As delegates gather for the UN climate talks in Geneva this week, they will have a lot of issues competing for their attention. One topic that deserves to be top of mind is how best to treat adaptation in the global climate agreement to be finalized this December in Paris.

A growing number of studies show that communities around the world are already experiencing the effects of climate change in the form of extreme heat, unpredictable weather and sea level rise. The Paris Agreement presents a phenomenal opportunity to accelerate and scale up action on adapting to these impacts, improving the lives of hundreds of millions of people for decades to come. Doing so is in everybody’s interest. While adaptation is carried out at the national and sub-national levels, the benefits are widely shared globally. Moreover, effective adaptation will require societal transformation that can only be achieved with a global collective effort.

Setting an aspirational adaptation goal—and ratcheting efforts up over time to reach it—can catalyze the wide range of actions necessary for all communities, especially the poorest, to have the means to be more resilient. How could climate negotiators make this happen?

Create an adaptation goal and a “ratchet-up cycle.”The idea of a global goal and cycles of increasingly ambitious commitments is familiar from mitigation efforts, where the globally agreed goal of limiting average temperature increases to 2 degrees Celsius provides a quantitative benchmark for assessing pledges.] A similar approach could be applied to adaptation, but with a qualitative and aspirational goal (e.g., “all communities build climate resilience”) providing a basis for periodic assessment of global and national progress.

Set an adaptation ‘north star’ that can inspire action worldwide.Adaptation is characterized by a dizzying array of international projects, initiatives, networks and platforms for collaboration. Setting an adaptation goal with periodic strengthening cycles would give the global community a venue for creating coherence and synergy amidst the growing profusion of action around the world. The iterative adaptation cycle would offer a structure to identify promising innovations, and enable collaboration around countries’ identified priorities and needs.

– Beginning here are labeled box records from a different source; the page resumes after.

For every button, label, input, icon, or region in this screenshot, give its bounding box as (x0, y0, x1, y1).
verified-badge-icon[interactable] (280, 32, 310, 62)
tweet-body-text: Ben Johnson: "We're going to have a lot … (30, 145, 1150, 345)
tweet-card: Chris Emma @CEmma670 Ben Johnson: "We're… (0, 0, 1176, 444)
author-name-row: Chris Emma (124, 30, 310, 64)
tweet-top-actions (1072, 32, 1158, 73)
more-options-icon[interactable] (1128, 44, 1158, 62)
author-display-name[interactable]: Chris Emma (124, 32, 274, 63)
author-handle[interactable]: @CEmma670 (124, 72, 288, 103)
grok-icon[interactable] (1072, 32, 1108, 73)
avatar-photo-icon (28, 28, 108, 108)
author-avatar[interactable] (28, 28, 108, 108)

Strengthen the hand of proactive national adaptation advocates. A goal with an improvement cycle would empower those at the national level who are pushing for greater efforts on adaptation and resilience. For example, the chance to shine on the global stage—by winning recognition for designing and implementing an effective adaptation strategy—can be especially attractive for many smaller countries. It’s especially powerful for countries, such as Rwanda, which are putting their own domestic funding into adaptation activities and elevating adaptation on their domestic agendas.

Focus on the end, not only the means. Adaptation action in poor nations certainly requires support from developed countries, but a growing number of countries recognize that the story does not end there. While financial support remains crucial, so do other activities such as technology transfer, regional knowledge-sharing and capacity building. A global adaptation goal could help keep the focus on the world’s desired destination rather than on a single path to get there.

The Ripple Effects of Adaptation

When everyone adapts, everyone wins. Trade, security, economic opportunity and human well-being are enhanced when the global community can focus on effective development and positive partnership agendas rather than on emergency humanitarian responses to one disaster after another. As countries negotiate in Geneva and beyond, they must keep these benefits in mind, and create an agreement that helps communities build resilience over time.